Croatia’s EU Accession Can Relieve Political Pressures On Hungarian MOL

Publication: Eurasia Daily Monitor Volume: 8 Issue: 181

Croatian Prime Minister Jadranka Kosor holding up the EU Accession Treaty (Source EPA)

In a last-minute reversal, Croatia has decided to request the European Commission’s opinion on legal amendments that would bar Hungarian MOL from acquiring more than 49 percent of ownership shares in Croatia’s oil and gas company, INA. The Croatian government’s September 29 meeting had been scheduled to endorse those discriminatory amendments. Instead, the government decided to refer the amendments to Brussels for an opinion based on European law (Poslovni Dnevnik, Vjesnik, September 30).

The long-running dispute over control of INA far transcends the realm of bilateral relations. Its ramifications are of European significance, given Croatia’s potential to become a transit route for seaborne energy supplies from the Adriatic coast into landlocked Central Europe. Hungarian MOL is one of the drivers of supply diversification efforts in the region. Russian interests have therefore helped orchestrate a political campaign in Croatia to stop MOL from acquiring majority ownership of INA, and even to challenge MOL’s already acquired operational control of INA’s management.

In this respect, Russian strategic interests converge with some local vested interests in Croatia to operate INA for their own benefit, sacrificing the company’s modernization by MOL, and expecting the Croatian state to cover the losses. An unmodernized INA, handicapped by Croatian restrictions against MOL’s investments, would then become an easy target for Russian takeover, on the familiar scenario using local interest groups. Croatian politicians are caught between energy sector modernization imperatives on one side, and populist appeals to keep INA out of “foreign hands” (Hungarian in this case) on the other side, even as Croatia is poised to join the European Union.

Croatia’s parliamentary elections, due in December, increase the politicians’ populist temptations. Conversely, the signing of Croatia’s accession treaty with the EU, scheduled also for December and subject to ratification, counsels adherence to European law. On September 29, the EU set the December date for the signing of Croatia’s accession treaty; and it was also on September 29 that the government in Zagreb submitted the discriminatory legal amendments to Brussels for review, rather than endorsing them as planned. A legal opinion by the European Commission, that the proposed amendments contravene European law, seems likely to result, based strictly on the merits of the case.

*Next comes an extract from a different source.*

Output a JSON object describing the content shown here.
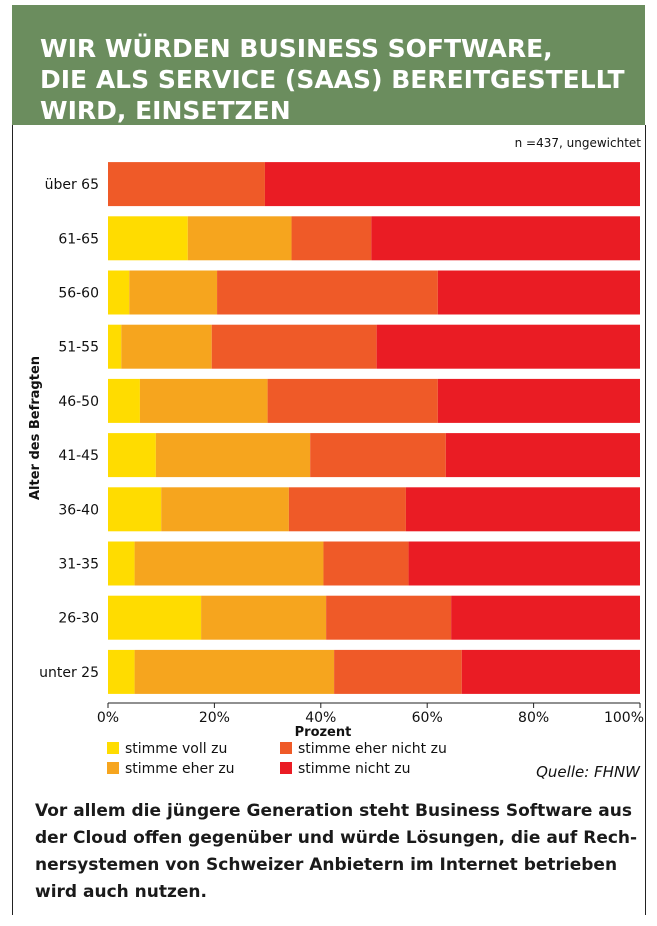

The proposed amendments to the INA privatization act would bar any entity other than Croatia’s government from owning more than 49 percent of INA. Designed specifically against MOL and singling out INA, the amendments challenge the EU’s competition law, the free movement of capital within the EU and other aspects of the acquis communautaire, as well as Croatia’s pre-accession commitments to privatization of INA.

Croatia’s competition agency, as well as the country’s commission monitoring the EU accession negotiations, had publicly cautioned against endorsement of the proposed amendments by the government’s September 29 meeting. The agency and the commission noted that such a move would force a re-opening of accession treaty chapters that have already been negotiated and successfully closed, thus potentially jeopardizing Croatia’s accession at the last moment. Moreover, the EU will continue monitoring Croatia’s implementation of the accession treaty’s provisions after the treaty’s signing, during the ratification process and beyond (Jutarnji List, EurActiv, September 30).

Attention to this issue from Brussels can help Croatian politicians off the populist hook during their parliamentary election campaign. Beyond domestic politics and EU law, however, MOL’s modernization of INA and Croatia’s integration in the evolving EU energy market clearly answer to Croatia’s national interests. Zagreb energy officials, such as Davor Stern, militating against MOL (and concurrently for Croatia to join Gazprom’s South Stream project) hold an opposite view of the national interest. Stern for example admits to long-standing Moscow connections, but claims to be promoting “national interests” by attempting to block MOL’s modernization of INA and advocating for Gazprom in Croatia.

In a separate procedure, Croatian authorities are investigating the former prime minister and deputy prime minister, Ivo Sanader and Damir Polancec, on allegations that MOL bribed them into approving a shareholders’ agreement that gave MOL operational control of INA’s management. No evidence has turned up that would compromise MOL after almost one year of politically-driven investigative efforts. The allegations stem mainly from a local businessman trying to plea-bargain his way out of other investigations that are targeting his companies. Hungarian authorities have offered to cooperate with Croatia’s investigation. Hungarian President, Pal Schmitt, renewed this standing offer on June 30 to Croatia’s visiting President, Ivo Josipovic (MTI, September 30).

Since acquiring operational control of INA with 47 percent of ownership shares in 2009, MOL has introduced European best-practices in INA’s management (practices that had turned MOL itself into a Central European leader); cleaned up socialist-legacy corrupt practices from INA; turned it from a chronically loss-making company into a profitable one; completed the first phase of INA’s refinery upgrade program; continued investing into it during the recession; and spearheaded efforts to interconnect Croatia with Central Europe and the EU’s evolving, unified energy market.